Surgical Adjustment of the Guide Pin to Perform a Correct Tibial Tunnel in Anatomical Anterior Cruciate Ligament Single-Bundle Reconstruction

Surgical Adjustment of the Guide Pin to Perform a Correct Tibial Tunnel in Anatomical Anterior Cruciate Ligament Single-Bundle Reconstruction

Bharath S. Kumar, M.D., Renato Andrade, B.Sc., Ana Leal, M.Sc., André Sarmento, M.D., Hélder Pereira, M.D., Nuno Sevivas, M.D., João Espregueira-Mendes, M.D., Ph.D

Abstract

Anatomical positioning of the graft in anterior cruciate ligament reconstruction is important to restore normal knee kinematics and prevent early joint degeneration. Inadequate position of a first attempt to place the guide pin within the center of the tibial footprint may occur. Therefore, its adjustment is important to achieve the anatomical positioning of the graft within the tibial footprint. When the guide pin exits eccentrically in an inadequate position, it is possible to correct it to the center of the footprint. A small tunnel with a 4.5-mm reamer is made and the guide pin is shifted to the center of the footprint. The center of the tunnel can be corrected until 50% and in all direction in relation to the initial drilled tunnel, without additional associated morbidity. Once the correct position of the center is achieved, the guide pin is fixed in the femoral notch roof to guarantee the accurate correction of the axis, without toggling of the guide pin inside the tunnel and metal dusting. The final tunnel is then drilled with the same size of the graft. With this technique it is possible to adjust an eccentrically misplaced guide pin to the center of the footprint without additional morbidity.

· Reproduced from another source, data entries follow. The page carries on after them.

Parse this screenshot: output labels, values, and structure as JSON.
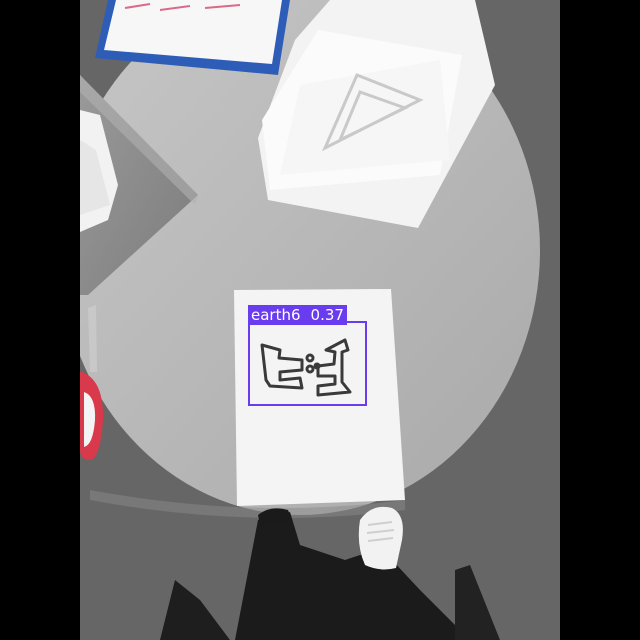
{
  "detection": {
    "class_name": "earth6",
    "confidence": "0.37",
    "box_color": "#6a3cf0"
  },
  "scene": {
    "table_color": "#bdbdbd",
    "paper_color": "#f4f4f4",
    "floor_color": "#6b6b6b",
    "letterbox_color": "#000000"
  }
}
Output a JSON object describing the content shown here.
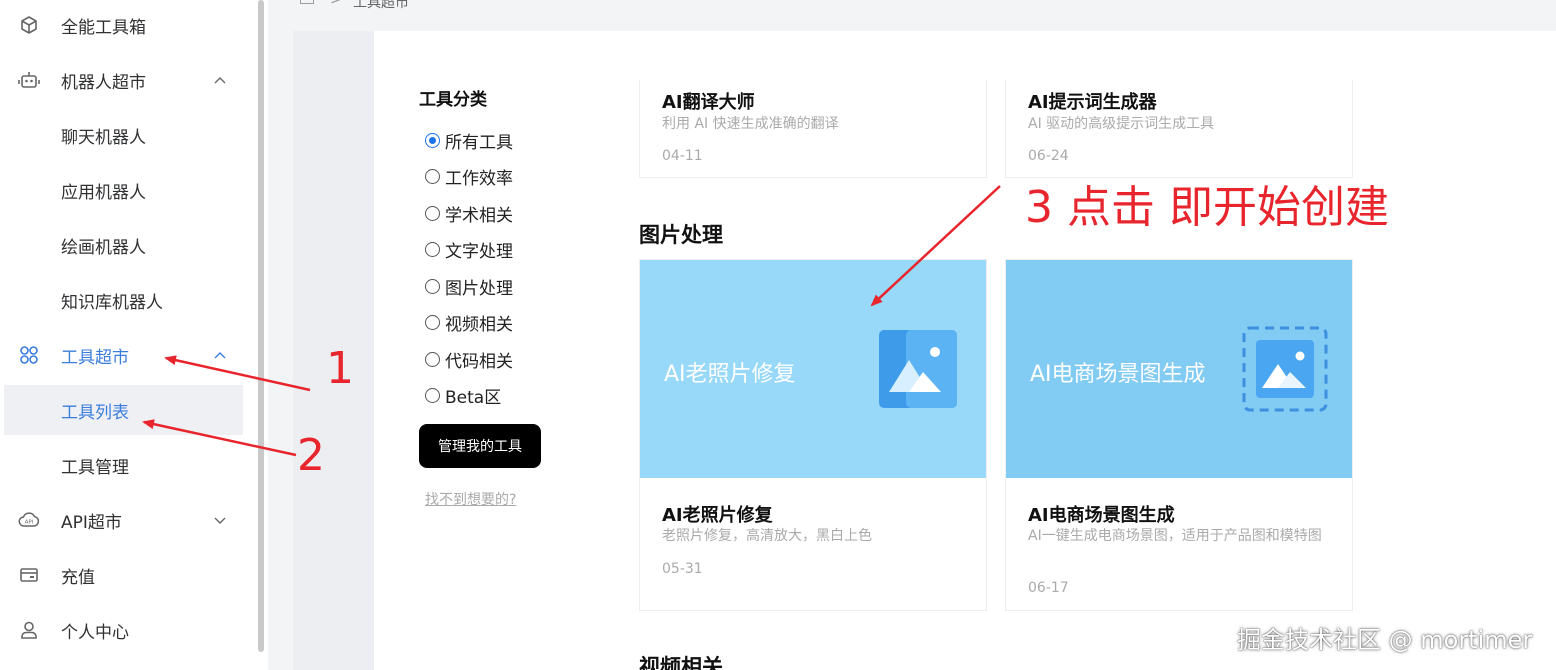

Arthroscopic anterior cruciate ligament (ACL) reconstruction has become the standard care for the ACL-deficient knee. Several techniques have been described to be capable of reconstructing the ACL to improve the knee stability, restore joint kinematics, normal anatomy and function, and prevent early joint degeneration in the ACL-deficient knee.1 Although no consensus on the best technique, including indication, tunnel placement, graft selection, and fixation method, has been reached so far,1, 2, 3 the “anatomic reconstruction” philosophy and remnant preserving techniques have been very popular, which may allow a more accurate ligament repair and further augment the graft biology.3

Presently, ACL reconstruction techniques have advanced to the extent that the native anatomy of the ACL is capable of being closely replicated. Therefore, both tibial and femoral tunnels should be placed in the native ACL footprint, independently of the technique used, to restore the normal anatomy of the ACL.4, 5 Hence, the accurate positioning of the tunnel plays a crucial role in the success of the ACL reconstruction.

There have been concerns regarding the transtibial tunneling technique due to the limitations imposed by the tibial tunnel positioning.6, 7, 8 In this sense, the transtibial tunnel technique leads to a vertical graft placement and subsequently residual rotational laxity, as a result of an anteriorly and superiorly femoral tunnel position in relation to the native ACL femoral footprint.7 Hence, there has been a pursuit for more anatomic ACL reconstruction, with the tunnels placed at the center of the native ACL footprints. In this sense, the anteromedial tunneling technique may play a role once it allows the anatomic tunnel placement and greater coronal obliquity of the femoral tunnel with access to the anteromedial and posterolateral footprints.9, 10 Moreover, this tunneling technique reduces the residual sagittal and rotation laxity; reduces the graft-bending stress at the opening of the femoral; allows the parallel placement of the interference screw, an all-inside technique and augmentation procedures for remnant fibers; and provides greater short-term range of motion and faster return to competition.9, 11, 12 In addition, incorrect pin placement may require additional corrective intraoperative steps, often inefficient and difficult to perform.13

Because the misplacement of the guide pin may occur, its correction to the center of the footprint plays an important role in the anatomical ACL reconstruction. In a previously described surgical technique to adjust the guide pin within the ACL tibial footprint in single-bundle ACL reconstruction,14 the guide pin is held by a clamp, which may result in toggling of the guide pin within the tunnel, thereby leading to metal dusting while reaming.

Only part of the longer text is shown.